I noticed this from Spark documentation:
From the Spark documentation, Creating streaming DataFrames and streaming Datasets section,
Socket source (for testing) - Reads UTF8 text data from a socket connection. The listening server socket is at the driver. Note that this should be used only for testing as this does not provide end-to-end fault-tolerance guarantees.
File source - Reads files written in a directory as a stream of data. Supported file formats are text, csv, json, orc, parquet. See the docs of the DataStreamReader interface for a more up-to-date list, and supported options for each file format.
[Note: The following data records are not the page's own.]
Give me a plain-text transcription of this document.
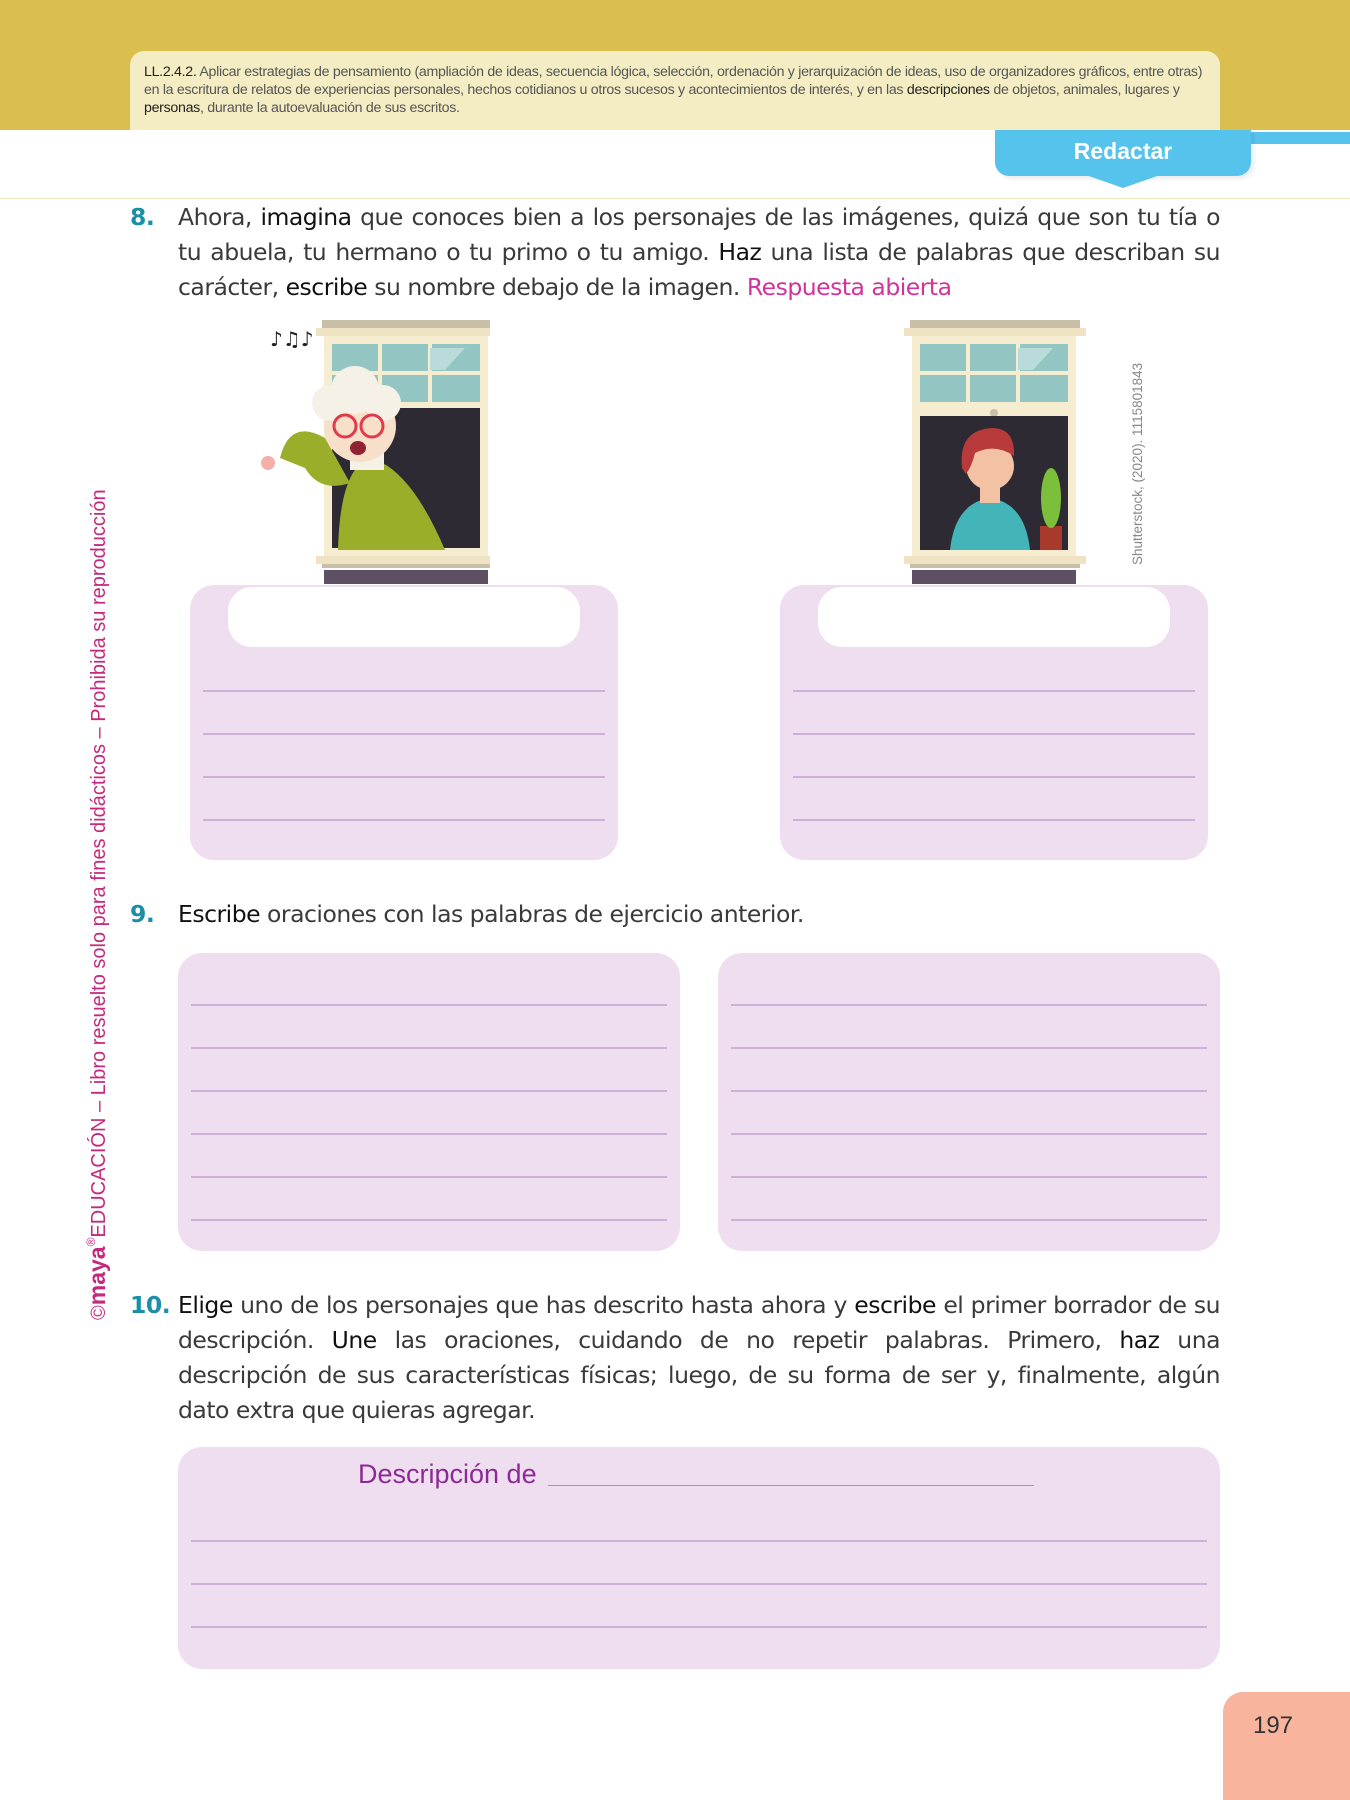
LL.2.4.2. Aplicar estrategias de pensamiento (ampliación de ideas, secuencia lógica, selección, ordenación y jerarquización de ideas, uso de organizadores gráficos, entre otras) en la escritura de relatos de experiencias personales, hechos cotidianos u otros sucesos y acontecimientos de interés, y en las descripciones de objetos, animales, lugares y personas, durante la autoevaluación de sus escritos.
Redactar
©maya®EDUCACIÓN – Libro resuelto solo para fines didácticos – Prohibida su reproducción
8. Ahora, imagina que conoces bien a los personajes de las imágenes, quizá que son tu tía o tu abuela, tu hermano o tu primo o tu amigo. Haz una lista de palabras que describan su carácter, escribe su nombre debajo de la imagen. Respuesta abierta
♪♫♪
Shutterstock, (2020). 1115801843
9. Escribe oraciones con las palabras de ejercicio anterior.
10. Elige uno de los personajes que has descrito hasta ahora y escribe el primer borrador de su descripción. Une las oraciones, cuidando de no repetir palabras. Primero, haz una descripción de sus características físicas; luego, de su forma de ser y, finalmente, algún dato extra que quieras agregar.
Descripción de
197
Note that the files must be atomically placed in the given directory, which in most file systems, can be achieved by file move operations.
Having said the above, if you are planning to leverage PI Web API, here is what I would try.
You can use the Python client library to set up a web socket to receive PI System data. This data(in a chosen format) can then be written into the desired TCP socket & port to be consumed by Spark.
Python3 Socket Programming
Again, this is just a suggestion and there might be cleaner methods to accomplish your goal. I will let rest of the PI community to help you with that.
I am also tagging Marcos Vainer Loeff who created the client library for his inputs.
Thanks a lot for sharing your thoughts, Thyagarajan Ramachandran!
Having some sort of Event Queue in between PI and Apache Spark is probably the standard way to do it. In the presentation it's Kafka, but could be Azure Event Hub as well.
I'm not very familiar with PI Integrator and it seems to me just a data transportation tool, not capable doing more complex calculations (not simply Avg, Sum, etc...)?
That's why we landed on PI Web API with Python.
Did you try the option suggested in my reply of reading the data via PI Web API and then writing to a socket?